Haunting Jordan warned also, by the Central Bank, additional funds demand over and above the previous agreement regarding the distribution of profit also. According to this it pays to the national Bank, depending on the result of a maximum of 4 billion Swiss francs. The Central Bank should be required to Deposit more money in the state budget, threatened to dangerous conflicts of interest between the needs of monetary policy and the Wishes of the policy, warned Jordan.

3. Why, Thomas Jordan, is fighting against a withdrawal of the profits from negative interest rates?

The Central Bank chief argued that it makes little sense to be only a single Item out. In addition, the exact gain of negative interest rates is difficult to calculate. The reasonable Jordan that the SNB will not only get negative interest rates from the banks, but also such interest, in some cases, self-pay. So, banks get liquidity from the Central Bank and (in the case of emergency loans under 500’000 Swiss francs), interest-free and due to the Federal hedged to companies as loans from the national Bank with a negative interest rate of minus 0.75 percent.

4. How does the national Bank to provide support to the banks?

According to Thomas Jordan, the SNB is funded with 10 billion Swiss francs, around two-thirds of all the Covid-loans to the banks guaranteed by the Federal government to 100 percent (loans of up to 500’000 Swiss francs) or 85 percent (higher loans). 0.75 percent on the 10 billion, equivalent to 750 million Swiss francs, received by the banks. However, you have to pay on their deposits with the national Bank imposed a negative interest rate. However, this strain has reduced the national Bank for the first time last November and again in March. Both of these reductions lead to a discharge to the banks of around 1.6 billion Swiss francs. The national Bank justified this support of the banks so that they would have more possibilities to Finance the company and also not to charge to small customers with negative interest rates.

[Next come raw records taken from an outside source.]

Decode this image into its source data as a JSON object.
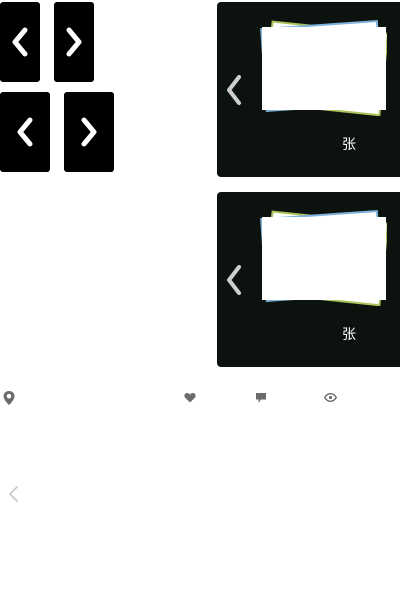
{
  "nav_buttons": [
    {
      "name": "prev",
      "icon": "chevron-left-icon",
      "glyph": "❮"
    },
    {
      "name": "next",
      "icon": "chevron-right-icon",
      "glyph": "❯"
    },
    {
      "name": "prev",
      "icon": "chevron-left-icon",
      "glyph": "❮"
    },
    {
      "name": "next",
      "icon": "chevron-right-icon",
      "glyph": "❯"
    }
  ],
  "albums": [
    {
      "count_label": "张",
      "arrow_icon": "chevron-left-icon"
    },
    {
      "count_label": "张",
      "arrow_icon": "chevron-left-icon"
    }
  ],
  "meta_row": {
    "location_icon": "location-pin-icon",
    "like_icon": "heart-icon",
    "comment_icon": "comment-icon",
    "view_icon": "eye-icon"
  },
  "bottom": {
    "back_icon": "chevron-left-icon"
  },
  "colors": {
    "card_bg": "#0c120e",
    "button_bg": "#000000",
    "icon_gray": "#6b6b6b",
    "arrow_light": "#cccccc",
    "photo_blue": "#7fb2dc",
    "photo_green": "#a9c25a"
  }
}
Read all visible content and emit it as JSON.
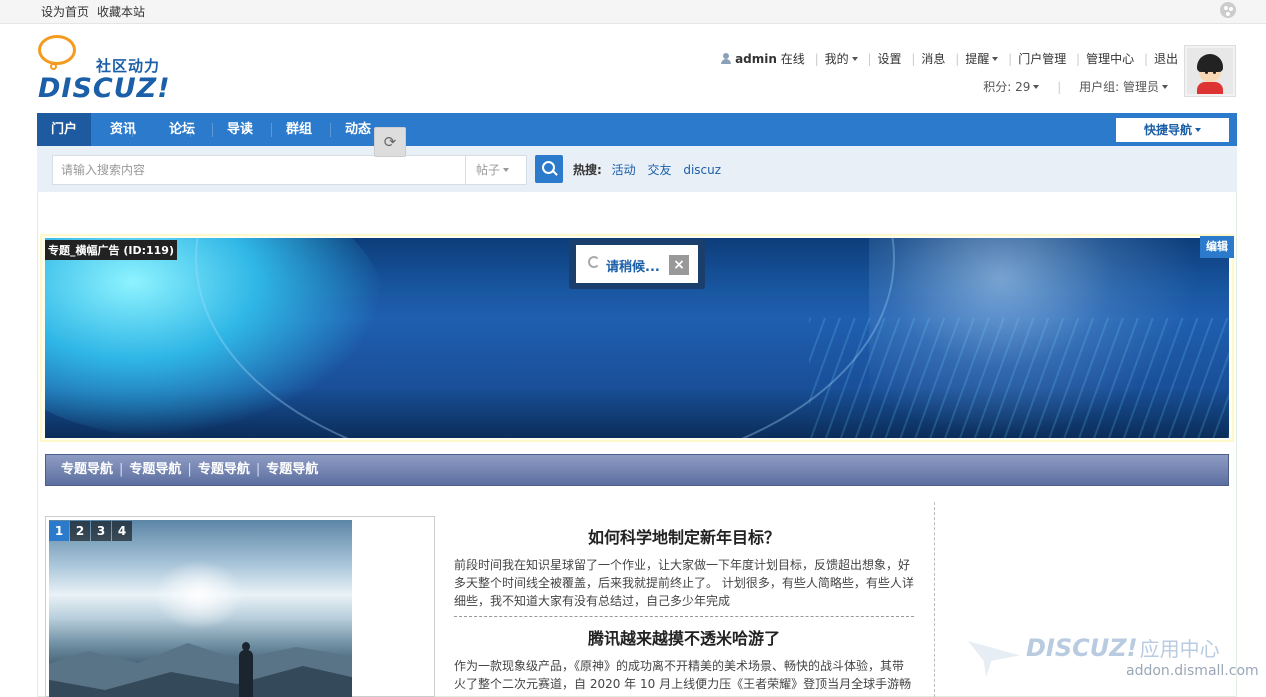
{
  "topbar": {
    "set_home": "设为首页",
    "bookmark": "收藏本站",
    "palette_icon": "palette-icon"
  },
  "logo": {
    "cn": "社区动力",
    "en": "DISCUZ!"
  },
  "user": {
    "name": "admin",
    "status": "在线",
    "mine": "我的",
    "settings": "设置",
    "messages": "消息",
    "reminders": "提醒",
    "portal_admin": "门户管理",
    "admin_center": "管理中心",
    "logout": "退出",
    "points": "积分: 29",
    "group": "用户组: 管理员"
  },
  "nav": {
    "items": [
      "门户",
      "资讯",
      "论坛",
      "导读",
      "群组",
      "动态"
    ],
    "active": "门户",
    "quick_nav": "快捷导航"
  },
  "search": {
    "placeholder": "请输入搜索内容",
    "type": "帖子",
    "hot_label": "热搜:",
    "hot_terms": [
      "活动",
      "交友",
      "discuz"
    ]
  },
  "banner": {
    "label": "专题_横幅广告 (ID:119)",
    "edit": "编辑"
  },
  "dialog": {
    "text": "请稍候...",
    "close": "×"
  },
  "special_nav": [
    "专题导航",
    "专题导航",
    "专题导航",
    "专题导航"
  ],
  "slider": {
    "numbers": [
      "1",
      "2",
      "3",
      "4"
    ],
    "active": "1"
  },
  "articles": [
    {
      "title": "如何科学地制定新年目标？",
      "desc": "前段时间我在知识星球留了一个作业，让大家做一下年度计划目标，反馈超出想象，好多天整个时间线全被覆盖，后来我就提前终止了。 计划很多，有些人简略些，有些人详细些，我不知道大家有没有总结过，自己多少年完成"
    },
    {
      "title": "腾讯越来越摸不透米哈游了",
      "desc": "作为一款现象级产品，《原神》的成功离不开精美的美术场景、畅快的战斗体验，其带火了整个二次元赛道，自 2020 年 10 月上线便力压《王者荣耀》登顶当月全球手游畅"
    }
  ],
  "watermark": {
    "brand": "DISCUZ!",
    "cn": "应用中心",
    "url": "addon.dismall.com"
  }
}
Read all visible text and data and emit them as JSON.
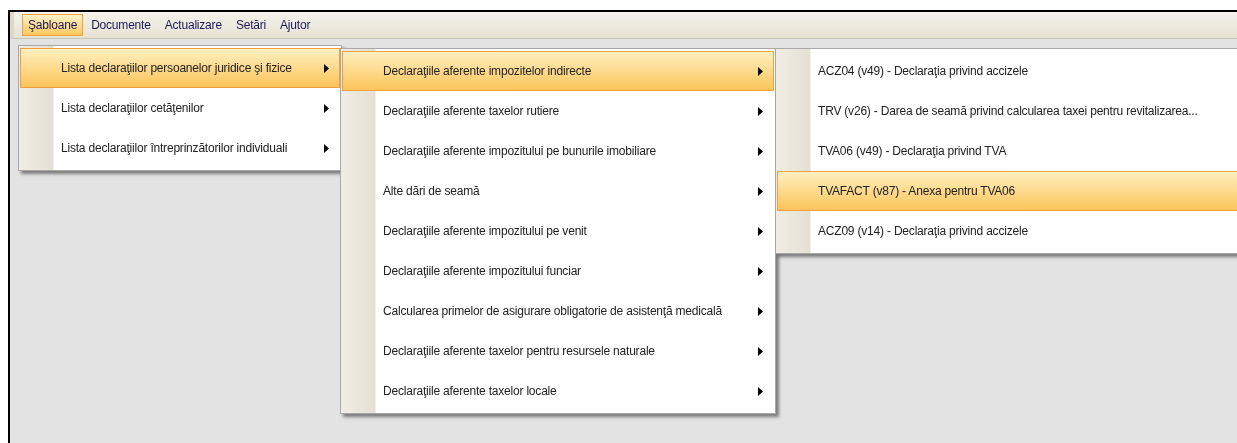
{
  "menu_bar": [
    {
      "label": "Şabloane",
      "selected": true
    },
    {
      "label": "Documente",
      "selected": false
    },
    {
      "label": "Actualizare",
      "selected": false
    },
    {
      "label": "Setări",
      "selected": false
    },
    {
      "label": "Ajutor",
      "selected": false
    }
  ],
  "menus": [
    {
      "items": [
        {
          "label": "Lista declaraţiilor persoanelor juridice şi fizice",
          "selected": true,
          "has_submenu": true
        },
        {
          "label": "Lista declaraţiilor cetăţenilor",
          "selected": false,
          "has_submenu": true
        },
        {
          "label": "Lista declaraţiilor întreprinzătorilor individuali",
          "selected": false,
          "has_submenu": true
        }
      ]
    },
    {
      "items": [
        {
          "label": "Declaraţiile aferente impozitelor indirecte",
          "selected": true,
          "has_submenu": true
        },
        {
          "label": "Declaraţiile aferente taxelor rutiere",
          "selected": false,
          "has_submenu": true
        },
        {
          "label": "Declaraţiile aferente impozitului pe bunurile imobiliare",
          "selected": false,
          "has_submenu": true
        },
        {
          "label": "Alte dări de seamă",
          "selected": false,
          "has_submenu": true
        },
        {
          "label": "Declaraţiile aferente impozitului pe venit",
          "selected": false,
          "has_submenu": true
        },
        {
          "label": "Declaraţiile aferente impozitului funciar",
          "selected": false,
          "has_submenu": true
        },
        {
          "label": "Calcularea primelor de asigurare obligatorie de asistenţă medicală",
          "selected": false,
          "has_submenu": true
        },
        {
          "label": "Declaraţiile aferente taxelor pentru resursele naturale",
          "selected": false,
          "has_submenu": true
        },
        {
          "label": "Declaraţiile aferente taxelor locale",
          "selected": false,
          "has_submenu": true
        }
      ]
    },
    {
      "items": [
        {
          "label": "ACZ04 (v49) - Declaraţia privind accizele",
          "selected": false,
          "has_submenu": false
        },
        {
          "label": "TRV (v26) - Darea de seamă privind calcularea taxei pentru revitalizarea...",
          "selected": false,
          "has_submenu": false
        },
        {
          "label": "TVA06 (v49) - Declaraţia privind TVA",
          "selected": false,
          "has_submenu": false
        },
        {
          "label": "TVAFACT (v87) - Anexa pentru TVA06",
          "selected": true,
          "has_submenu": false
        },
        {
          "label": "ACZ09 (v14) - Declaraţia privind accizele",
          "selected": false,
          "has_submenu": false
        }
      ]
    }
  ]
}
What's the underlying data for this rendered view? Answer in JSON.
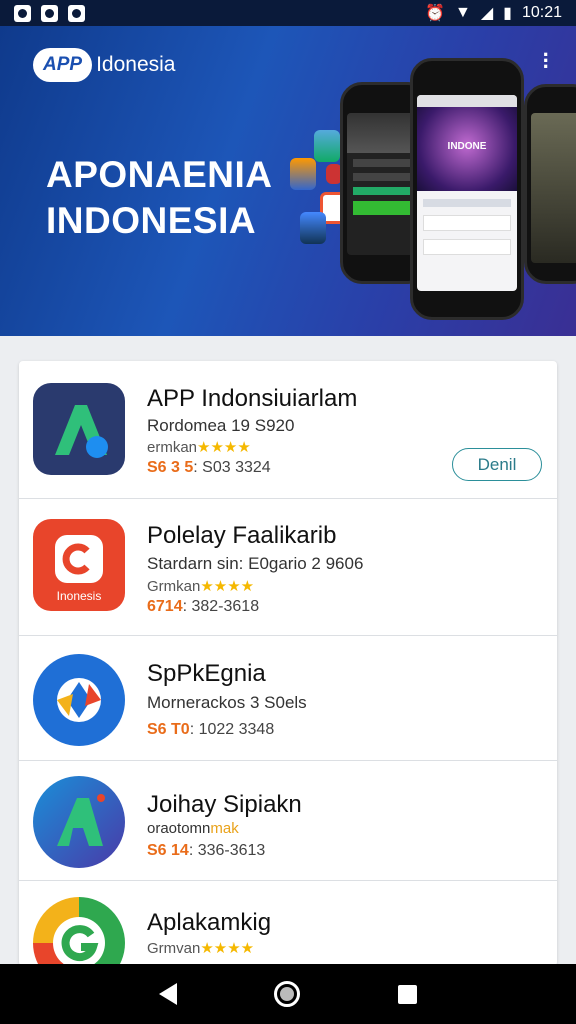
{
  "status_bar": {
    "time": "10:21"
  },
  "banner": {
    "logo_pill": "APP",
    "logo_text": "Idonesia",
    "title_line1": "APONAENIA",
    "title_line2": "INDONESIA",
    "phone_screen_text": "INDONE"
  },
  "apps": [
    {
      "name": "APP Indonsiuiarlam",
      "subtitle": "Rordomea 19 S920",
      "rating_label": "ermkan",
      "rating_stars": "★★★★",
      "meta_highlight": "S6 3 5",
      "meta_rest": ": S03 3324",
      "button": "Denil"
    },
    {
      "name": "Polelay Faalikarib",
      "subtitle": "Stardarn sin: E0gario 2 9606",
      "rating_label": "Grmkan",
      "rating_stars": "★★★★",
      "meta_highlight": "6714",
      "meta_rest": ": 382-3618",
      "icon_caption": "Inonesis"
    },
    {
      "name": "SpPkEgnia",
      "subtitle": "Mornerackos 3 S0els",
      "meta_highlight": "S6 T0",
      "meta_rest": ": 1022 3348"
    },
    {
      "name": "Joihay Sipiakn",
      "subtitle_plain": "oraotomn",
      "subtitle_highlight": "mak",
      "meta_highlight": "S6 14",
      "meta_rest": ": 336-3613"
    },
    {
      "name": "Aplakamkig",
      "rating_label": "Grmvan",
      "rating_stars": "★★★★"
    }
  ],
  "colors": {
    "accent": "#2b8f9a",
    "highlight": "#e96c1a",
    "star": "#f5b800",
    "banner_start": "#0f3a8c",
    "banner_end": "#3a2f94"
  }
}
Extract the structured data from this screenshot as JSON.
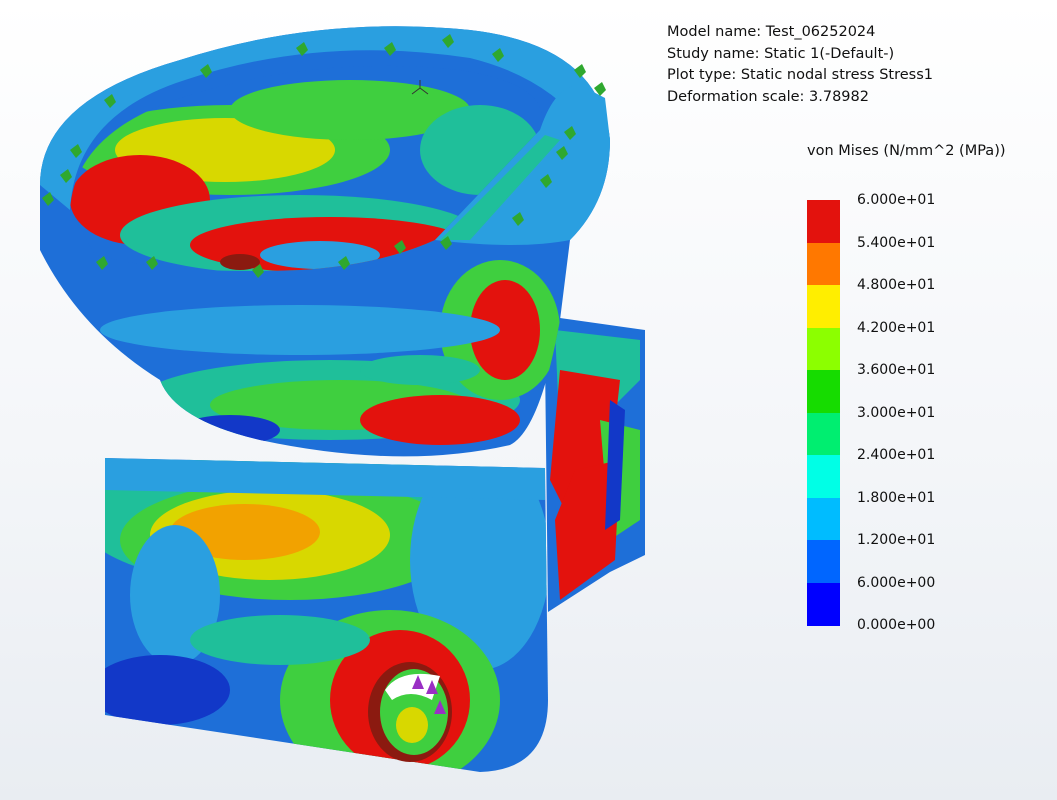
{
  "info": {
    "model_name": "Model name: Test_06252024",
    "study_name": "Study name: Static 1(-Default-)",
    "plot_type": "Plot type: Static nodal stress Stress1",
    "deformation_scale": "Deformation scale: 3.78982"
  },
  "legend": {
    "title": "von Mises (N/mm^2 (MPa))",
    "labels": [
      "6.000e+01",
      "5.400e+01",
      "4.800e+01",
      "4.200e+01",
      "3.600e+01",
      "3.000e+01",
      "2.400e+01",
      "1.800e+01",
      "1.200e+01",
      "6.000e+00",
      "0.000e+00"
    ],
    "colors": [
      "#e3120d",
      "#ff7800",
      "#ffee00",
      "#8cff00",
      "#16dc00",
      "#00ee70",
      "#00ffe6",
      "#00bcff",
      "#0066ff",
      "#0000ff"
    ]
  },
  "model_colors": {
    "red": "#e3120d",
    "orange": "#f2a200",
    "yellow": "#d8d800",
    "green": "#3fcf3f",
    "teal": "#1fbf9a",
    "lightblue": "#2a9fe0",
    "blue": "#1e6fd8",
    "darkblue": "#1238c8",
    "fixture": "#2fa82f",
    "load": "#9a2fc4"
  }
}
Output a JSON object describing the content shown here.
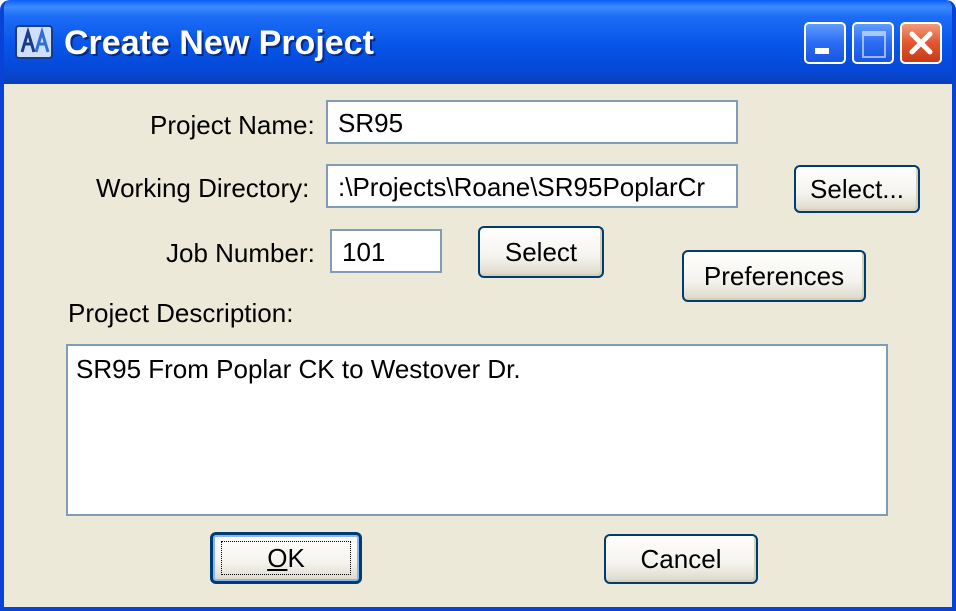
{
  "window": {
    "title": "Create New Project",
    "icon": "app-logo-icon",
    "controls": [
      "minimize-icon",
      "maximize-icon",
      "close-icon"
    ]
  },
  "form": {
    "project_name_label": "Project Name:",
    "project_name_value": "SR95",
    "working_directory_label": "Working Directory:",
    "working_directory_value": ":\\Projects\\Roane\\SR95PoplarCr",
    "working_directory_select_label": "Select...",
    "job_number_label": "Job Number:",
    "job_number_value": "101",
    "job_number_select_label": "Select",
    "preferences_label": "Preferences",
    "project_description_label": "Project Description:",
    "project_description_value": "SR95 From Poplar CK to Westover Dr."
  },
  "buttons": {
    "ok_mnemonic": "O",
    "ok_rest": "K",
    "cancel_label": "Cancel"
  },
  "colors": {
    "titlebar": "#0654e8",
    "window_face": "#ece9d8",
    "field_border": "#7f9db9",
    "button_border": "#003c74",
    "close_button": "#e2562f"
  }
}
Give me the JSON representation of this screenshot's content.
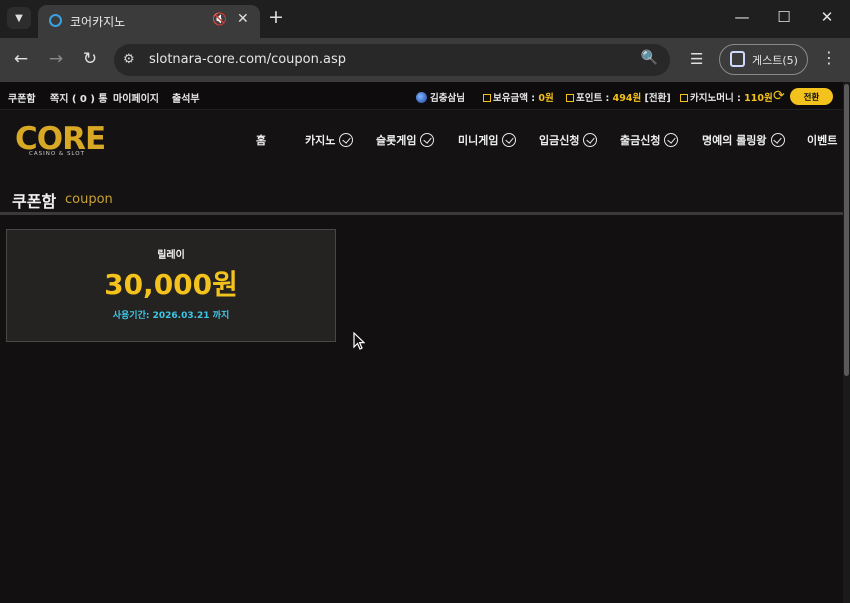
{
  "browser": {
    "tab_title": "코어카지노",
    "url": "slotnara-core.com/coupon.asp",
    "guest_label": "게스트(5)",
    "icons": {
      "tab_list": "chevron-down-icon",
      "favicon": "loading-circle-icon",
      "mute": "muted-speaker-icon",
      "close_tab": "close-icon",
      "new_tab": "plus-icon",
      "back": "arrow-left-icon",
      "forward": "arrow-right-icon",
      "reload": "reload-icon",
      "site_info": "tune-icon",
      "zoom": "magnifier-icon",
      "reading_list": "reading-list-icon",
      "profile": "person-icon",
      "menu": "kebab-icon"
    }
  },
  "topbar": {
    "links": [
      "쿠폰함",
      "쪽지 ( 0 ) 통",
      "마이페이지",
      "출석부"
    ],
    "username": "김충삼님",
    "balance_label": "보유금액 : ",
    "balance_value": "0원",
    "point_label": "포인트 : ",
    "point_value": "494원",
    "point_suffix": " [전환]",
    "casino_label": "카지노머니 : ",
    "casino_value": "110원",
    "convert_button": "전환"
  },
  "logo": {
    "text": "CORE",
    "subtitle": "CASINO & SLOT"
  },
  "nav": [
    "홈",
    "카지노",
    "슬롯게임",
    "미니게임",
    "입금신청",
    "출금신청",
    "명예의 롤링왕",
    "이벤트"
  ],
  "page_title": {
    "korean": "쿠폰함",
    "english": "coupon"
  },
  "coupon": {
    "name": "릴레이",
    "amount": "30,000원",
    "expiry": "사용기간: 2026.03.21 까지"
  },
  "colors": {
    "accent": "#f3c21c",
    "expiry": "#3cc8e8",
    "background": "#121011"
  }
}
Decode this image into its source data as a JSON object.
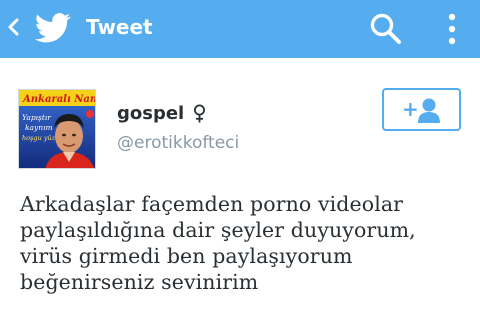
{
  "header": {
    "title": "Tweet",
    "back_icon": "chevron-left-icon",
    "logo_icon": "twitter-bird-icon",
    "search_icon": "search-icon",
    "menu_icon": "more-vertical-icon",
    "background_color": "#55acee"
  },
  "user": {
    "name": "gospel",
    "gender_symbol": "♀",
    "handle": "@erotikkofteci",
    "avatar": {
      "title": "Ankaralı Namık",
      "subtitle_line1": "Yapıştır",
      "subtitle_line2": "kaynım",
      "subtitle_line3": "hoşgu yüzü"
    }
  },
  "actions": {
    "follow_icon": "add-user-icon",
    "follow_plus": "+"
  },
  "tweet": {
    "lines": [
      "Arkadaşlar façemden porno videolar",
      "paylaşıldığına dair şeyler duyuyorum,",
      "virüs girmedi ben paylaşıyorum",
      "beğenirseniz sevinirim"
    ]
  },
  "colors": {
    "accent": "#55acee",
    "text": "#292f33",
    "muted": "#8899a6"
  }
}
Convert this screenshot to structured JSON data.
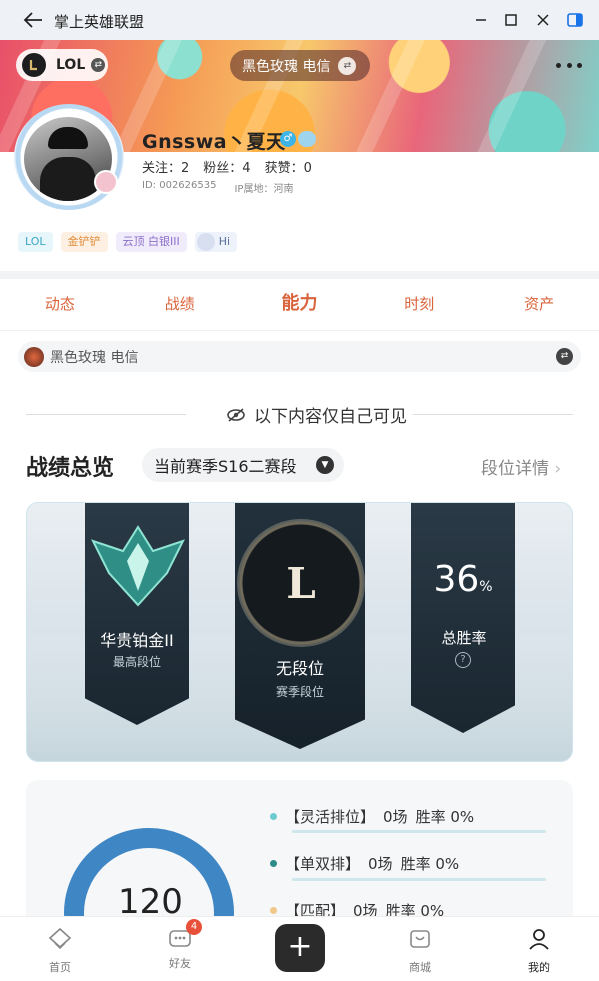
{
  "window": {
    "title": "掌上英雄联盟"
  },
  "header": {
    "game": "LOL",
    "server": "黑色玫瑰 电信"
  },
  "profile": {
    "username": "Gnsswa丶夏天",
    "follow_label": "关注：2",
    "fans_label": "粉丝：4",
    "likes_label": "获赞：0",
    "id_label": "ID:",
    "id_value": "002626535",
    "ip_label": "IP属地：河南",
    "tags": [
      "LOL",
      "金铲铲",
      "云顶 白银III",
      "Hi"
    ]
  },
  "tabs": [
    "动态",
    "战绩",
    "能力",
    "时刻",
    "资产"
  ],
  "active_tab": "能力",
  "server_bar": {
    "label": "黑色玫瑰 电信"
  },
  "privacy_notice": "以下内容仅自己可见",
  "overview": {
    "title": "战绩总览",
    "season": "当前赛季S16二赛段",
    "rank_detail": "段位详情"
  },
  "rank_card": {
    "highest_rank": "华贵铂金II",
    "highest_label": "最高段位",
    "season_rank": "无段位",
    "season_label": "赛季段位",
    "medal_letter": "L",
    "winrate_value": "36",
    "winrate_unit": "%",
    "winrate_label": "总胜率",
    "help_icon": "?"
  },
  "stats": {
    "total": "120",
    "modes": [
      {
        "name": "【灵活排位】",
        "games": "0场",
        "winrate": "胜率 0%",
        "color": "#6ccccf"
      },
      {
        "name": "【单双排】",
        "games": "0场",
        "winrate": "胜率 0%",
        "color": "#2f8a8a"
      },
      {
        "name": "【匹配】",
        "games": "0场",
        "winrate": "胜率 0%",
        "color": "#f0c98a"
      }
    ]
  },
  "bottom_nav": {
    "home": "首页",
    "friends": "好友",
    "friends_badge": "4",
    "plus": "+",
    "shop": "商城",
    "me": "我的"
  }
}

5. How does the national Bank of the economic situation?

The Swiss economy is, according to the SNB in a sharp recession. The gross domestic product will plummet to your assessment in the current year by 6 per cent. So it come to the worst economic downturn since the oil crisis in the 1970s. After all, the economy would have been activity with the easing steps since may, again a little revived. This is likely to continue to do so. Distressing the situation in the world economy, however, remains according to the assessment of the SNB. In spite of a significantly positive growth in the next year, the SNB expects the Swiss economy will soon reach again the level before the crisis.

6. What are the most important messages from the financial stability report?

Also in the report on the stability of the Swiss financial centre, the Covid crisis takes a big weight. According to the national Bank, this pushes strongly on the profitability of the banks. Since the financial crisis, increased capital buffer would be now but for the stabilization of institutions and the financial system as a whole as useful. Finally, it should be evident, in spite of the crisis, there is also no shortage of credit supply in that area where the loans are not guaranteed by the Federal government. However, the SNB notes that banks have tightened the conditions for loans.

the real-estate market, the crisis is, according to the report, an additional challenge. The recession and the growing unemployment could lead to the assigned mortgage for households or businesses would no longer be portable. The sustainability risks had increased in the recent past already. In other words, the risk of loss from mortgage have increased for the banks.